Latency Experiment

The purpose is to demonstrate the host specific latency profile using a reasonably realistic trading setup. By following the steps outlined in this document, you should be in a position to measure latencies on your own server configuration.

Summary

The test setup includes a Deribit gateway and two connected clients.

The gateway connects to Deribit’s testnet.

Both clients will automatically respond to ping messages sent by the gateway.

Client #1 will subscribe all symbols from the gateway.

Client #2 is a simple trading strategy which will manage orders through the gateway.

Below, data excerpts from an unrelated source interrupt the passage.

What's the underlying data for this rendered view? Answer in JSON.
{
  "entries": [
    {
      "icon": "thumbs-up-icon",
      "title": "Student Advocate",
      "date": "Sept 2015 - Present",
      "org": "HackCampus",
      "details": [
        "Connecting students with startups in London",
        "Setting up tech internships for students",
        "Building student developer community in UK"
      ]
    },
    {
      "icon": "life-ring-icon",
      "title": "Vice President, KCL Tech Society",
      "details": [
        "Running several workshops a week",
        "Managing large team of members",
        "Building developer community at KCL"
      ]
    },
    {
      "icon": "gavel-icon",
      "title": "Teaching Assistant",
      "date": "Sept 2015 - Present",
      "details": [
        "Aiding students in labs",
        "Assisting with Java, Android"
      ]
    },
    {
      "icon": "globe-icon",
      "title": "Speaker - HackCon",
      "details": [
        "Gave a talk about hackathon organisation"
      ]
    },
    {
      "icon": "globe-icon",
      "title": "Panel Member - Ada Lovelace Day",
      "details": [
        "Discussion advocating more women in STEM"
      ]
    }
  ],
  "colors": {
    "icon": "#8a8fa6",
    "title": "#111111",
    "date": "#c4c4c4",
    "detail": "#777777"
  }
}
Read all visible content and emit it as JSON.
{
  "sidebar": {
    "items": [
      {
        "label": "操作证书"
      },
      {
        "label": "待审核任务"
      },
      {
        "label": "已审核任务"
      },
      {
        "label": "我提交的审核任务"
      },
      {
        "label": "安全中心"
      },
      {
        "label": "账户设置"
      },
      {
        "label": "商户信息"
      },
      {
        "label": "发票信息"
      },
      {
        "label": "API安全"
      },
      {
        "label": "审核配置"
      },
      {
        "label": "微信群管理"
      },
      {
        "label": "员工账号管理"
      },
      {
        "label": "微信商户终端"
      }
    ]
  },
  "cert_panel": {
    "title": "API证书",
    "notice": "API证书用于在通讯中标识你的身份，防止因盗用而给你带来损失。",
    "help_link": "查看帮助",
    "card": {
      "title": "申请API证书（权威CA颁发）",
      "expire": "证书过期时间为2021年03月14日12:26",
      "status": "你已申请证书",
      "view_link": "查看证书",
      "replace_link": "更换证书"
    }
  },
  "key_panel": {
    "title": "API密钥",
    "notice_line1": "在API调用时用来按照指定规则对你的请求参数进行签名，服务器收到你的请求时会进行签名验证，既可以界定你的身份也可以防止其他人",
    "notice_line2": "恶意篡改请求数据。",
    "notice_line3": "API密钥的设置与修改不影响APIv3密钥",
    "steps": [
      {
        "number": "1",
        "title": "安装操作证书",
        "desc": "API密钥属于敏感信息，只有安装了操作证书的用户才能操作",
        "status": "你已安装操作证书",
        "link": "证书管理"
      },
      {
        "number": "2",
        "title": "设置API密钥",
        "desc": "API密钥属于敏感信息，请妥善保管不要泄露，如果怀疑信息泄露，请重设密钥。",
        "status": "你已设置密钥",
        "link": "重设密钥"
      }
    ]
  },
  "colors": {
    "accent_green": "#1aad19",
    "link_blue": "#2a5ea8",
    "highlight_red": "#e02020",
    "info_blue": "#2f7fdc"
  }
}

This client only needs to subscribe a single symbol.

All components will be configured for low latency.

This document will

  • Describe

    • A typical server configuration

    • How to install and configure the software

    • How to extract latency metrics from the running gateway

  • Demonstrate

    • Function profiling

    • Internal ping latency

    • Internal round-trip latency

    • External latency

Preparations

Platform

This is the server configuration used for testing

  • AMD EPYC 3251 8-Core Processor

  • Hyper threading disabled in the BIOS

  • Ubuntu 18.04 LTS

  • Kernel boot command-line includes isolcpu=1-6

  • Dynamic frequency scaling disabled using tuned-adm profile network-latency

  • Docker CE installed

  • Prometheus and Grafana running on same host (as Docker containers)

Note

A true low latency configuration should use RSS (receive packet steering), IRQ balancing, have local timer interrupts disabled, etc. However, these are advanced topics and not required for most use-cases.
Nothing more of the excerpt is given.